Suppose that $G$ is a group and $d$ is a left-invaraint metric on $G$, e.g., the word metric (provided that $G$ is finitely-generated) or distance function determined by a left-invariant Riemannian metric on $G$ (provided that $G$ is a connected Lie group). Let $\Gamma$ be another group.

A map $f: \Gamma\to G$ is called a *quasi-homomorphism* if there exists a constant $A$ so that for all $\gamma_1, \gamma_2\in \Gamma$ we have
$$
d(f(\gamma_1 \gamma_2), f(\gamma_1) f(\gamma_2))\le A.
$$

There are two sources of unbounded quasi-homomorphisms I know:

Group homomorphisms (and their bounded perturbations).
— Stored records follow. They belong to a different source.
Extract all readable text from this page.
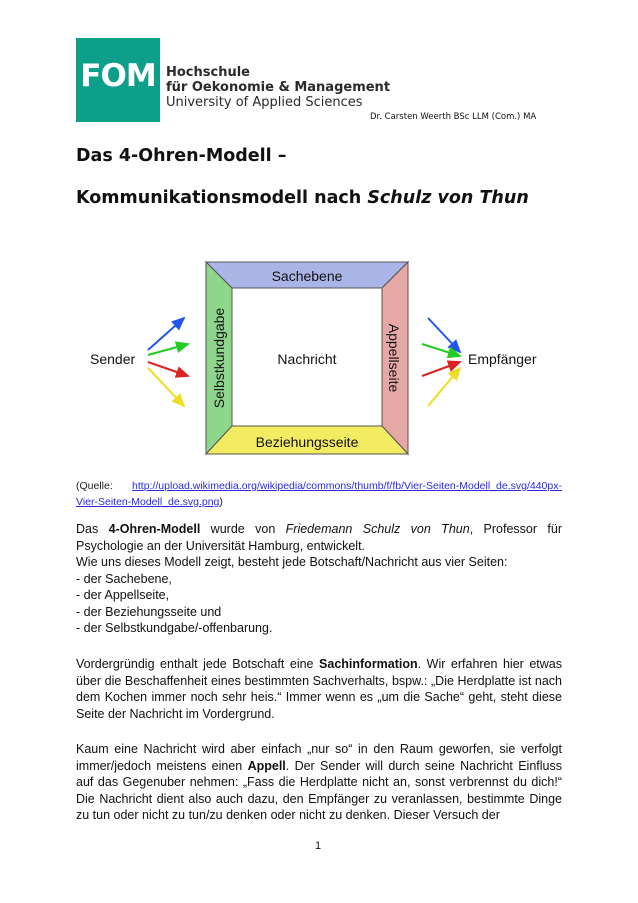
FOM Hochschule
für Oekonomie & Management
University of Applied Sciences
Dr. Carsten Weerth BSc LLM (Com.) MA
Das 4-Ohren-Modell –
Kommunikationsmodell nach Schulz von Thun
Sachebene
Beziehungsseite
Nachricht
Selbstkundgabe	Appellseite
Sender	Empfänger
(Quelle: http://upload.wikimedia.org/wikipedia/commons/thumb/f/fb/Vier-Seiten-Modell_de.svg/440px- Vier-Seiten-Modell_de.svg.png)
Das 4-Ohren-Modell wurde von Friedemann Schulz von Thun, Professor für Psychologie an der Universität Hamburg, entwickelt.
Wie uns dieses Modell zeigt, besteht jede Botschaft/Nachricht aus vier Seiten:
- der Sachebene,
- der Appellseite,
- der Beziehungsseite und
- der Selbstkundgabe/-offenbarung.
Vordergründig enthalt jede Botschaft eine Sachinformation. Wir erfahren hier etwas über die Beschaffenheit eines bestimmten Sachverhalts, bspw.: „Die Herdplatte ist nach dem Kochen immer noch sehr heis.“ Immer wenn es „um die Sache“ geht, steht diese Seite der Nachricht im Vordergrund.
Kaum eine Nachricht wird aber einfach „nur so“ in den Raum geworfen, sie verfolgt immer/jedoch meistens einen Appell. Der Sender will durch seine Nachricht Einfluss auf das Gegenuber nehmen: „Fass die Herdplatte nicht an, sonst verbrennst du dich!“ Die Nachricht dient also auch dazu, den Empfänger zu veranlassen, bestimmte Dinge zu tun oder nicht zu tun/zu denken oder nicht zu denken. Dieser Versuch der
1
Quasi-morphisms, i.e., quasi-homomorphisms to ${\mathbb R}$ (with the standard metric) or, equivalently, to ${\mathbb Z}$ (again, with the standard metric). (One can modify this construction by taking quasi-morphisms with values in other abelian groups, but I will not regard this as a separate source of examples.)

There is, by now, a considerable literature on constructing quasi-morphisms, both in geometric group theory and symplectic geometry.

One can combine 1 and 2, by taking, say, compositions and direct sums/products: I am considering this as, again a trivial modification.

Question 1: Are there are other sources of quasi-morphisms which do not reduce to 1 and 2?

If this is a bit vague, here is a sub-question:

Question 2: Suppose that $\Gamma$ is higher-rank (real rank $\ge 3$) irreducible lattice (thus, it has no unbounded quasimorphisms) and $G$ is a nonelementary hyperbolic group (to exclude homomorphisms $\Gamma\to G$ with infinite image). Are there examples of unbounded quasi-homomorphisms $\Gamma\to G$?

Is there any literature on this? I could not find anything, but maybe I was looking at wrong places.

Note that the setting of quasi-homomorphisms (in the case of nonabelian targets) is very different from the one of *quasi-actions*, in which case there is a substantial literature and I know most of it.